Cette cohérence se prolonge dans le traitement pictural lui-même. « Picturalement, c’est intéressant parce qu’Édouard Manet, c’est un peintre qu’on a pu qualifier d’inventeur du moderne, qui appartient à la marche de l’impressionnisme, mais il est dans ce contexte artistique où on redéfinit les contours de la peinture, les contours de la représentation d’une manière générale. » Le choix du citron dans cette période tardive de la carrière de Manet ne relève pas de l’anecdote. « Dans la nature morte, il est encore plus libre dans sa manière picturale de représenter les choses, de libérer sa touche picturale, de libérer ses compositions, et de trouver son inspiration dans l’histoire de l’art. On pense aux natures mortes flamandes évidemment, à la peinture espagnole du XVIIe siècle, Zurbarán par exemple. Mais il réinterprète tout cela d’une manière qui lui est absolument propre et extrêmement poétique. » Sur la fin de sa vie, Manet peint plusieurs petits formats : une botte d’asperges, des pêches, un citron. « Il a une attention extrêmement poétique et extrêmement intéressante à la manière dont sa touche large, son pinceau très chargé en peinture, arrive à restituer les volumes — ce qu’on appelle le modelé — mais aussi les lumières, pour mettre vraiment en avant ce qui surgit presque de son cadre. »
Ce surgissement d’un objet simple, presque banal, fait la force du tableau. « Le citron, c’est quelque chose d’extrêmement banal et d’exceptionnel, formidable en même temps. C’est ça, le génie de Manet : c’est l’un des premiers à faire, de vraiment pas grand-chose, quelque chose de profondément poétique. » Il n’y a pas, ici, la grande construction symbolique que l’on retrouve dans les natures mortes anciennes. Il y a la simplicité nue, portée à son acmé.
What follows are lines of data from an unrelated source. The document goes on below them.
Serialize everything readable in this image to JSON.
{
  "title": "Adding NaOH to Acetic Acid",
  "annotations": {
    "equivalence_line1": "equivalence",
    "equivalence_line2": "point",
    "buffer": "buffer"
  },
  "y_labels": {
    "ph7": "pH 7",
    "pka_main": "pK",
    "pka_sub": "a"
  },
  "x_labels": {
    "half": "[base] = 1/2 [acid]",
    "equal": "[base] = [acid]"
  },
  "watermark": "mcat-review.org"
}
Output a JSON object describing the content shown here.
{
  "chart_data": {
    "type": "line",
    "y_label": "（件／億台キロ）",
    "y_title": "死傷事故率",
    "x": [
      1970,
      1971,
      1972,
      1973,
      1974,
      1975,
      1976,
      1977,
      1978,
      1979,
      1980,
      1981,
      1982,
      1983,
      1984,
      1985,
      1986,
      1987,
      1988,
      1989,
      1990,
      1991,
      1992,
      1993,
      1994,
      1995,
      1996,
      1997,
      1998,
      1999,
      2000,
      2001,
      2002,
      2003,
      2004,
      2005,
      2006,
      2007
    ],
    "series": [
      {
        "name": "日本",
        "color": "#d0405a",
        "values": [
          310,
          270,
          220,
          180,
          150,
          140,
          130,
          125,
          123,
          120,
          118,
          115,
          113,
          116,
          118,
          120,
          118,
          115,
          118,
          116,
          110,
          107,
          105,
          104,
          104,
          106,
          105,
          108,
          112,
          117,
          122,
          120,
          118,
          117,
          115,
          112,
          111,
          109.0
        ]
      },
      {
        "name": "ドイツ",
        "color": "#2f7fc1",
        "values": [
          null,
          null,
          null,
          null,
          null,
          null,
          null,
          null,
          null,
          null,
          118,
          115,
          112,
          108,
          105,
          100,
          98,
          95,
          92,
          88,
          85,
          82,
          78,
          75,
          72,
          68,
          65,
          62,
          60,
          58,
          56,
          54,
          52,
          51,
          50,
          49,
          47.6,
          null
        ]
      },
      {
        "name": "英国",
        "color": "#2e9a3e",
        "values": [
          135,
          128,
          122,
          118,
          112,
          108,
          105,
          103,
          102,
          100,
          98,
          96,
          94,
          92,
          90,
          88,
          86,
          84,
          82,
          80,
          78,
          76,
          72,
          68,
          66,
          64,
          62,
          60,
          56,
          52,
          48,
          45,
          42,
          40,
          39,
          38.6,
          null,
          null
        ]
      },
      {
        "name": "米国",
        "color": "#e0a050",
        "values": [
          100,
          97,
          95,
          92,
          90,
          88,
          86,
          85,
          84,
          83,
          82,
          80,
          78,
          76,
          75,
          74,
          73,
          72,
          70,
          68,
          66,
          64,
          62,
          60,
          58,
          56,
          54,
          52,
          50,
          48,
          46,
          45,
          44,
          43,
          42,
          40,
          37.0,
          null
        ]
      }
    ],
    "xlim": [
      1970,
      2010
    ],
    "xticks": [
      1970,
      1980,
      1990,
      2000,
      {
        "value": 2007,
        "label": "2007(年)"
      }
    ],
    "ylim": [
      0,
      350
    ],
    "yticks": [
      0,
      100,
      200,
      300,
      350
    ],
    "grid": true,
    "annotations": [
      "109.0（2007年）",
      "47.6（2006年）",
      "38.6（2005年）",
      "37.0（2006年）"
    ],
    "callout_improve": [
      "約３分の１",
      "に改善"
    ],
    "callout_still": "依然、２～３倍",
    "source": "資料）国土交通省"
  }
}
L’exposition est accompagnée, chaque dimanche à 17h30, d’un format court baptisé Les visites pressées. Elle se tient jusqu’au 28 juillet 2025. Son impact est suivi attentivement. Marc Gricourt, maire de Blois, espère qu’elle permettra de renforcer encore l’attractivité du site : « Évidemment, ça peut être quelque chose qui contribue à l’attractivité de ce château royal, qui, je le rappelle, est quand même le plus beau château royal du Val de Loire, » dit-il dans un sourire malicieux. L’édile souligne également l’importance d’un tel prêt pour l’accessibilité culturelle : « C’est une chance parce que tous les habitants de notre territoire n’ont pas forcément l’opportunité, l’occasion, la capacité à aller au musée d’Orsay. Pouvoir décentraliser des œuvres aussi riches que celles-ci dans d’autres territoires, c’est permettre de rendre plus accessible la connaissance culturelle des citoyens et des citoyennes. »
L’impact local est déjà mesurable, selon Cédric Marmuse, adjoint chargé de la médiation culturelle : « À chaque événement, on constate une mobilisation des Blésois, un mouvement réel, bien plus qu’un simple frémissement. Pour l’installation contemporaine d’Eness, en décembre dernier, il me semble que nous avions enregistré plus de 3 000 entrées avec le Pass Culture. » L’élu rappelle que celui-ci (plus de 15.000 ont été attribués) permet aux habitants de venir autant qu’ils le souhaitent dans les musées municipaux, ce qui favorise leur appropriation du château : « L’idée, c’est bien d’avoir des propositions qui s’ouvrent à l’extérieur, à d’autres publics, à des nouveaux publics, mais bien sûr aussi on s’adresse à nos Blésois. »
Durant trois mois, à Blois, un agrume posé sur une assiette noire va nous raconter à lui seul un pan entier d’histoire. « Cette année, il y avait vraiment une belle opportunité et un bel alignement des planètes, ou des citrons », plaisante le directeur du château, Bastien Lopez.